Getty gone Good Cop.
You’re shivering, but your palms sweat. You squirm on the unsympathetic chair, and squint into a spot lamp as a voice barks questions at you from the darkness beyond. That’s right, punk, you stole a photo from iStockphoto, and now they’re gonna make you sing like a canary. It’s a fair cop, and no mistake.
For some years now Getty (owners of iStockphoto) have been setting their attack lawyers on business owners and bloggers who have unwittingly (ok, let’s be honest; knowingly) stolen photos from the web to use in their own websites.

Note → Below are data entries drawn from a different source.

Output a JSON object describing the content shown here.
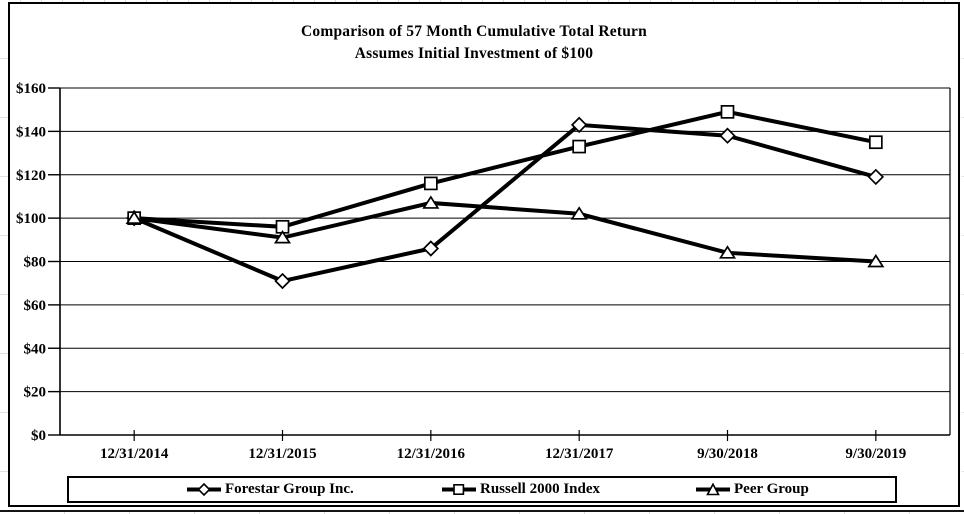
{
  "title": {
    "line1": "Comparison of 57 Month Cumulative Total Return",
    "line2": "Assumes Initial Investment of $100"
  },
  "chart_data": {
    "type": "line",
    "title": "Comparison of 57 Month Cumulative Total Return",
    "subtitle": "Assumes Initial Investment of $100",
    "categories": [
      "12/31/2014",
      "12/31/2015",
      "12/31/2016",
      "12/31/2017",
      "9/30/2018",
      "9/30/2019"
    ],
    "series": [
      {
        "name": "Forestar Group Inc.",
        "marker": "diamond",
        "values": [
          100,
          71,
          86,
          143,
          138,
          119
        ]
      },
      {
        "name": "Russell 2000 Index",
        "marker": "square",
        "values": [
          100,
          96,
          116,
          133,
          149,
          135
        ]
      },
      {
        "name": "Peer Group",
        "marker": "triangle",
        "values": [
          100,
          91,
          107,
          102,
          84,
          80
        ]
      }
    ],
    "xlabel": "",
    "ylabel": "",
    "ylim": [
      0,
      160
    ],
    "ytick_step": 20,
    "ytick_labels": [
      "$0",
      "$20",
      "$40",
      "$60",
      "$80",
      "$100",
      "$120",
      "$140",
      "$160"
    ],
    "grid": true,
    "legend_position": "bottom",
    "line_color": "#000000",
    "marker_fill": "#ffffff"
  }
}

Normally, a web designer or amateur site builder will trawl Google images for something appropriate to their requirements, mis-appropriate it and use it thinking “well that was easy, so maybe it’s not illegal.”
This is fine and dandy (barring the ethical question of stealing from photographers), until the perp happens to steal an image which should have been licensed through iStockphoto, because that’s when the klaxon alarm goes off at Getty HQ, and the lawyers start booking another expensive restaurant meal based on future incomes from hapless/clueless/amateur website builders.
There was the fairly spectacular case of the removals firm which ended up spending £24,000 on a photo that might have cost around £160 had they licensed it legally, and there’s been a long-running and rather overheated discussion on the Federation of Small Businesses forum which has largely concentrated on how unfair it is that anyone should defend copyright so vigorously against people who were, after all, only stealing what they wanted and couldn’t be bothered to pay for (that’s a brutal summary, but not unfair).
Getty Bad Cop has earned something of a reputation for being belligerent and heavy-handed, and even I would disagree with some of their methods, even though I support the aims of protecting copyright property as I support anyone’s right to protect their own property.
However, perhaps sensing that this approach isn’t getting them much good publicity or winning any new friends, Getty have rolled out a new weapon. Stockphotorights is the cuddly face of the mass image aggregator hell-bent on cornering and dominating the stock image industry. It’s Getty Good Cop.
I have to admit, I rather approve of the aim of stockphotorights which is deigned to educate even the most casual user of images about the dos and don’ts of using photos. I’ve been trying to help people understand copyright and licensing for years, but let’s face it, I’m not Getty and don’t have anything like their resources to reach the masses. Plus where some people will just think it’s Tim spouting off about copyright AGAIN, they might take notice of the message from Getty.
Naturally, the site is aimed purely at users of stock images and only really mentions Getty-related agencies, but the same applies to any image found on the internet, so well worth a read.
So let me get you a glass of water, a more comfortable chair; perhaps turn off the interrogation lamp and offer a call to a solicitor. I’ll ask the Guv to calm down, take it easy. Better yet, take a few minutes to read the wealth of info at stockphotorights and we can all go home early.